Anterior cruciate ligament (ACL) injuries continue to be a significant concern for the young athlete with rising rates observed in both males and females.1 Young female athletes who participate in cutting and pivoting sports are of particular concern due to having a higher incidence of both primary ACL injury and contralateral ACL injury after ACL reconstruction surgery.2,3 Sidestep cutting maneuvers are frequently performed in sports and account for 60-70% of non-contact ACL injuries.4–7 Previous studies have found an association between high knee abduction moments (KAM) during cutting maneuvers and increased ACL injury risk.8–10 Furthermore, high KAM during cutting and pivoting movements have been correlated with increased contralateral trunk lean away from the plant leg,8,11 elevated knee abduction angle,12,13 knee valgus,12 increased cutting width,8,9,13,14 decreased knee flexion,15 and low/reduced ankle plantar flexion.13,16 While three-dimensional (3D) motion analysis remains the gold standard method to measure KAM, it poses challenges to clinic and on-field use due to its prohibitive cost and extensive time and training requirements.17–19 As a result of these limitations, two-dimensional (2D) screening tools to assess sidestep cutting maneuvers have been sought for broader application.
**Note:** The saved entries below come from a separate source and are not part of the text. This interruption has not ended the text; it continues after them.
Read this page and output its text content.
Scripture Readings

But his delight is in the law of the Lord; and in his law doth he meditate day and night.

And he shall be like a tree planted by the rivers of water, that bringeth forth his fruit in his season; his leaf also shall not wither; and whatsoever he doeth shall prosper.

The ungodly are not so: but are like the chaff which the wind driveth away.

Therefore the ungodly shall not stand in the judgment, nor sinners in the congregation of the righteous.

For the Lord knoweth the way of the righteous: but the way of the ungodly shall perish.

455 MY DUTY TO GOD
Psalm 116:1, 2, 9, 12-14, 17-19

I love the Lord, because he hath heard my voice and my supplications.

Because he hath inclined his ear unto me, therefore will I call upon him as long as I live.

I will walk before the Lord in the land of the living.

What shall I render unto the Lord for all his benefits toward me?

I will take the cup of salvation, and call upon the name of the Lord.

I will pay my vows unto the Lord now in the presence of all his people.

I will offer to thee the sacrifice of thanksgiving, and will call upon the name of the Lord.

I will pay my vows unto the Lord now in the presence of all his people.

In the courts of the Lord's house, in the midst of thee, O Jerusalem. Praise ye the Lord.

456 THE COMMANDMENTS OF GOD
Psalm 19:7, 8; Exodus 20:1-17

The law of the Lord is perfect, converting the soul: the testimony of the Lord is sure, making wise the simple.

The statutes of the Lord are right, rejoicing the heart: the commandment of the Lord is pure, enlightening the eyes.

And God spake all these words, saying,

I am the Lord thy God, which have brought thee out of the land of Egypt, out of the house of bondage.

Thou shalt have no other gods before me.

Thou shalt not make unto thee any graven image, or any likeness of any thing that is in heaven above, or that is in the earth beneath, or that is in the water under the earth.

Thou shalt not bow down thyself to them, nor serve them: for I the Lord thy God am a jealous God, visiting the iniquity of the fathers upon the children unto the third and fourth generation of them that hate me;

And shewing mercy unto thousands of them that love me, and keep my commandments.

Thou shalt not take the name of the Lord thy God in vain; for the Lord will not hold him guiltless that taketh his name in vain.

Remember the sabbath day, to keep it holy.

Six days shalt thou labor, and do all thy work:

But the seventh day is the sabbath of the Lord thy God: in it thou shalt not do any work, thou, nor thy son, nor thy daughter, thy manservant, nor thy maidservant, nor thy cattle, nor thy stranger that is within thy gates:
The Expanded Cutting Alignment Scoring Tool (E-CAST) has been reported to have moderate inter-rater and good intra-rater reliability for the assessment of both frontal and sagittal plane trunk and LE alignment during a 45-degree sidestep cut in a group of young female athletes.20 However, the level of agreement between the E-CAST and 3D biomechanical variables remains unknown. The purpose of this study was to assess the concurrent validity of the E-CAST by comparing visually identified movement errors from two-dimensional (2D) video with three-dimensional (3D) biomechanical variables collected using motion capture. The hypothesis was that all items of E-CAST would perform with acceptable to outstanding sensitivity and specificity values.
MATERIALS AND METHODS
Study Design and Participants
This study utilized a cross sectional study design to validate a visual assessment tool for a cutting maneuver. Institutional review board approval was obtained prior to commencement of the study. Specifically, the study was conducted in accordance with the Declaration of Helsinki, and approved by the Institutional Review Board of the University of Texas Southwestern (Protocol Number: 082010-134, Approval Date: 2 February 1993). All participants provided written informed assent, and a parent or legal guardian provided signed consent prior to initiating testing procedures. A convenience sample of female athletes were recruited from local middle school, high school, and club sport teams, and were seen for a single visit in a motion analysis laboratory at a local sports medicine treatment center. Inclusion criteria included 1) age between 12 and 17 years of age, 2) active participation in sports involving cutting and pivoting movements in the prior 12 months, and 3) a level of physical activity between 7 and 10 on the Tegner Activity Scale.21 The inclusion criteria were developed to provide a sample of female pre-teen and teenage athletes who were actively playing sports that involved cutting and pivoting movements. This population was chosen due to their exposure to cutting movements and their high risk of ACL injury. The following exclusion criteria were used: 1) lower extremity injury within the prior six months, 2) history of lower extremity surgery, 3) a positive response on the Physical Activity Readiness Questionnaire (PAR-Q+), or 4) history of scoliosis. Those with lower extremity injury within the prior six month and a history of lower extremity surgery were excluded to reduce compensatory movement patters that may result from pain, range motion deficits, or strength deficits that are associated with injury recovery. The PAR-Q+ was used to determine the participant’s readiness and safety for physical activity. A positive response on the PAR-Q+ indicates the need to seek further advice from a physician prior to engaging in physical activity.22 Participants with a history of scoliosis were excluded to reduce asymmetries in trunk deviations that may result from structural spinal deformity. For testing, participants were asked to wear comfortable attire and their personal athletic footwear.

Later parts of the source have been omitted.